PÃO CHATO (carta di musica). O pão mais consumido pelos
pastores sardos é seco, achatado e feito de sêmola de trigo duro (o principal
ingrediente na massa italiana), que tem pouco glúten e é rica em proteínas,
fibras e carboidratos complexos. Por isso, ele não causa picos de açúcar no
sangue como cereais processados ou refinados, e passa melhor pelo
pâncreas, reduzindo o risco de diabetes tipo 2. Seu nome vem da
constatação de que é plano e fino como o papel usado em partituras
musicais. Outro pão chato e fino tradicional é o pane carasau, feito de
farinha de trigo duro, sal, levedura e água. Ele foi inventado por pastores de
ovelhas, que às vezes ficavam longe de casa durante meses, e pode durar até
um ano. Como o trigo duro integral tem índice glicêmico de baixo a médio,
não aumenta o açúcar no sangue e também contém apenas uma fração do
glúten presente no pão branco.
CEVADA. Em forma de farinha ou adicionada a sopas, a cevada é
comprovadamente um alimento associado ao fato de homens sardos
chegarem aos 100 anos. O pão de cevada moída (orgiathu) era o
favorito dos pastores devido à sua longa validade e aparência de um pão
comum. Como seu índice glicêmico é bem inferior ao do pão de trigo, ela
aumenta a glicose no sangue mais lentamente do que o pão de trigo,
sobrecarregando menos o pâncreas e os rins. Não se sabe se a razão disso é
o alto teor de proteína, magnésio e fibras da cevada (bem mais alto do que o
do mingau de aveia) ou o fato de a cevada estar eliminando da dieta
alimentos menos saudáveis, como farinha de trigo branca. Ironicamente, a
cevada era considerada um alimento de gente pobre até recentemente,
quando passou a ser valorizada pela alta cozinha sarda.

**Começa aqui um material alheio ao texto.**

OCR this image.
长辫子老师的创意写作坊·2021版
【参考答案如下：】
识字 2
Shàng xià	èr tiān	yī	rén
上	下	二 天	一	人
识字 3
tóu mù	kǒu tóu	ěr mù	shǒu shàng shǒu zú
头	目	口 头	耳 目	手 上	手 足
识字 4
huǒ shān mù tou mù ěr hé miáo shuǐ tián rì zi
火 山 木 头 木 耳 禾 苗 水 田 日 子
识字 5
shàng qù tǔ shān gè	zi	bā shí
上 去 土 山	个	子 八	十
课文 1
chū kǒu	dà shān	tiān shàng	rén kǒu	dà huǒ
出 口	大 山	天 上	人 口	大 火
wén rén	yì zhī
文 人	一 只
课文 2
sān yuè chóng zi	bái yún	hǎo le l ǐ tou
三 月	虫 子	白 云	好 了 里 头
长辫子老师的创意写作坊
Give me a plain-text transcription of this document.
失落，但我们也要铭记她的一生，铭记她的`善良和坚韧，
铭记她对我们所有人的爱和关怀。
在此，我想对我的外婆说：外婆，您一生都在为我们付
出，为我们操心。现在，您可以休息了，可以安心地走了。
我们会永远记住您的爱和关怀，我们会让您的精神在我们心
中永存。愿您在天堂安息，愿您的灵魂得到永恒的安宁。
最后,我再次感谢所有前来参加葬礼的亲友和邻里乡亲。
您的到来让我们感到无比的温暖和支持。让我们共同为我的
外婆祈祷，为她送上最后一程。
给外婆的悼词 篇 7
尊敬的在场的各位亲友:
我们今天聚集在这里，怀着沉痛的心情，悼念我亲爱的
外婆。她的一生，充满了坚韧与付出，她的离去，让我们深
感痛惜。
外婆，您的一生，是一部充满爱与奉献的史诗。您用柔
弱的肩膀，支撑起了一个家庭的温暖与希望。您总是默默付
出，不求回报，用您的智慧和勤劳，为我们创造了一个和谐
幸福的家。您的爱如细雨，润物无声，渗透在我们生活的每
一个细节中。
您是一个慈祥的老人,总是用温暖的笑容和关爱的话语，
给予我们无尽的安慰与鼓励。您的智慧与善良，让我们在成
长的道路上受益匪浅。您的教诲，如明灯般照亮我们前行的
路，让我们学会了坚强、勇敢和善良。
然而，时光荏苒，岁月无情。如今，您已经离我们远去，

PÃO RÚSTICO DE FERMENTAÇÃO NATURAL
(moddizzosu).Como o pão rústico nos Estados Unidos, os pães
rústicos sardos de fermentação natural são de trigo integral e usam
lactobacilos vivos (em vez de levedura) para a massa crescer. Esse processo
também converte açúcares e glúten em ácido lático, reduzindo o índice
glicêmico do pão e dando-lhe um sabor agradável e levemente azedo. Pes
demonstrou que esse tipo de pão pode reduzir o índice glicêmico, causando
uma queda de 25 por cento nos níveis de glicose e insulina no sangue após a
refeição. Isso ajuda a proteger o pâncreas e a prevenir obesidade e diabetes.
FUNCHO. O sabor de alcaçuz do funcho realça vários pratos sardos. Seu
bulbo é usado como legume, as frondes esguias, como erva, e as sementes,
como tempero. Além de rico em fibras e vitaminas solúveis como A, B e C,
é também um bom diurético que ajuda a manter a pressão arterial baixa.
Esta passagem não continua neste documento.